Positive developments - for public health
Karl-Åke Johansson believes that this development can only be seen as positive. At least from a harm minimisation perspective. Different forms of nicotine use carry different risks, and there is currently a consensus among researchers that the use of smokeless nicotine carries little to no risk of developing several smoking-related cardiovascular diseases, lung diseases such as COPD and emphysema, and several types of cancer. Some increased risk of type 2 diabetes is suspected to be related to snus use, as well as temporary stiffening of blood vessels when using nicotine via e-cigarettes. But even here, risk levels are significantly higher for smokers.
"No nicotine use is completely risk-free. The problem is rather that many interest groups read the figures as if they were reading the Bible. What we actually see is that those who want to use nicotine nowadays simply choose not to use the most harmful way of doing so. And that is actually a really good development. Sweden stands out in that we actually use as much nicotine as other countries, mainly via snus and nicotine pouches. But we do not die from smoking-related diseases to the same extent as in countries where smoking is still very high." says Karl-Åke Johansson.

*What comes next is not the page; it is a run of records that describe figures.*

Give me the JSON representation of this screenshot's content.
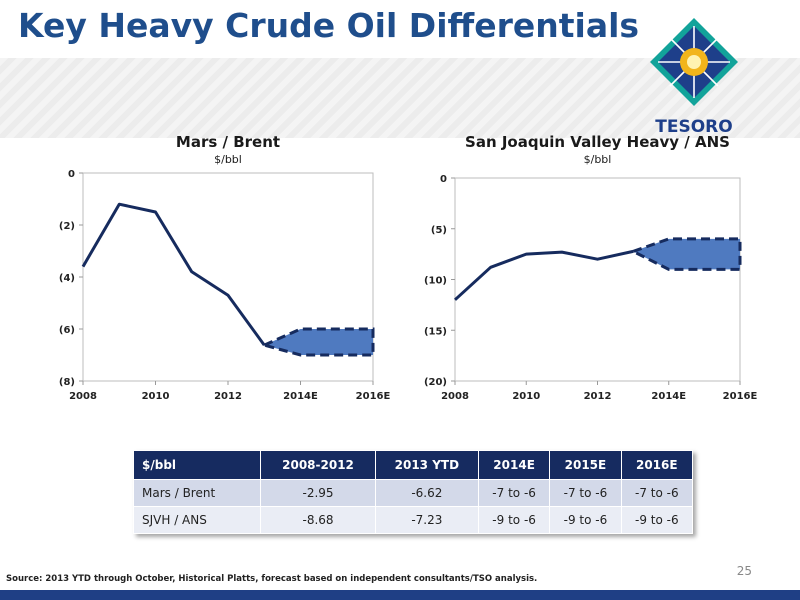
{
  "title": "Key Heavy Crude Oil Differentials",
  "logo": {
    "text": "TESORO",
    "colors": {
      "teal": "#12a39a",
      "navy": "#1e3f8a",
      "gold": "#f2b51b"
    }
  },
  "chart_data": [
    {
      "type": "line",
      "title": "Mars / Brent",
      "unit": "$/bbl",
      "x": [
        2008,
        2009,
        2010,
        2011,
        2012,
        2013
      ],
      "values": [
        -3.6,
        -1.2,
        -1.5,
        -3.8,
        -4.7,
        -6.62
      ],
      "forecast": {
        "x": [
          2014,
          2016
        ],
        "low": -7,
        "high": -6,
        "start": -6.62
      },
      "xticks": [
        "2008",
        "2010",
        "2012",
        "2014E",
        "2016E"
      ],
      "yticks": [
        "0",
        "(2)",
        "(4)",
        "(6)",
        "(8)"
      ],
      "ylim": [
        -8,
        0
      ],
      "xlim": [
        2008,
        2016
      ]
    },
    {
      "type": "line",
      "title": "San Joaquin Valley Heavy / ANS",
      "unit": "$/bbl",
      "x": [
        2008,
        2009,
        2010,
        2011,
        2012,
        2013
      ],
      "values": [
        -12,
        -8.8,
        -7.5,
        -7.3,
        -8,
        -7.23
      ],
      "forecast": {
        "x": [
          2014,
          2016
        ],
        "low": -9,
        "high": -6,
        "start": -7.23
      },
      "xticks": [
        "2008",
        "2010",
        "2012",
        "2014E",
        "2016E"
      ],
      "yticks": [
        "0",
        "(5)",
        "(10)",
        "(15)",
        "(20)"
      ],
      "ylim": [
        -20,
        0
      ],
      "xlim": [
        2008,
        2016
      ]
    }
  ],
  "table": {
    "headers": [
      "$/bbl",
      "2008-2012",
      "2013 YTD",
      "2014E",
      "2015E",
      "2016E"
    ],
    "rows": [
      [
        "Mars / Brent",
        "-2.95",
        "-6.62",
        "-7 to -6",
        "-7 to -6",
        "-7 to -6"
      ],
      [
        "SJVH / ANS",
        "-8.68",
        "-7.23",
        "-9 to -6",
        "-9 to -6",
        "-9 to -6"
      ]
    ]
  },
  "page_number": "25",
  "source": "Source: 2013 YTD through October, Historical Platts, forecast based on independent consultants/TSO analysis.",
  "colors": {
    "title": "#1f4e8c",
    "line": "#162b5e",
    "forecast_fill": "#4f7ac0",
    "table_header": "#162b60",
    "footer_bar": "#1f3f85"
  }
}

More young people vejpaking - fewer smoke regularly
Disposable vapes began to be sold in regular shops, that is, outside the more niche vejp shops, as late as 2020. The use of e-cigarettes among minors, meanwhile, increased sharply in 2021 - 2022. This year it has decreased again, although sporadic use is still higher than before 2020. The more regular use of e-cigarettes among young people is marginally higher than the use of cigarettes. Four per cent of ninth graders and three per cent of secondary school students used e-cigs regularly, while around two per cent smoked regularly. Before 2020, the share of
"We now have clear age limits that we must ensure that shops comply with. If young people get hold of e-cigarettes or snus anyway, it's either because the shops don't check the age of those who buy them, because they are dealing to each other, or because the black market is involved. Right now, authorities need to understand how this market works. E-cigarettes are NOT like regular cigarettes. New models appear, trend quickly, disappear and are replaced by something else. The serious shops that comply with laws and regulations can't keep up and can't compete with black market players, not with the current system." says Karl-Åke Johansson.
Need to crack down on illegality
He argues that authorities controlling e-cigarette sales need to be better at detect the illegal sale. And it's not just about age checks, but also what products are actually on the shelves.
"All sales to minors are prohibited. But the seizures made by the police from young people indicate that these are unregistered products, often with a much higher nicotine content and capacity than those that ordinary shops are allowed to sell. These products are attractive to adults as well, and this is where the gangs make the most money. Politicians need to look at this more closely and find solutions so that the controlled market, where age limits and controls actually apply, at least has a chance to reach the adults who are otherwise fuelling the black market. When legal products become more attractive than illegal ones, the incentive for organised criminals to get involved decreases. When that interest disappears, so does the supply of products aimed at young people," says Mr Perez. Karl-Åke Johansson.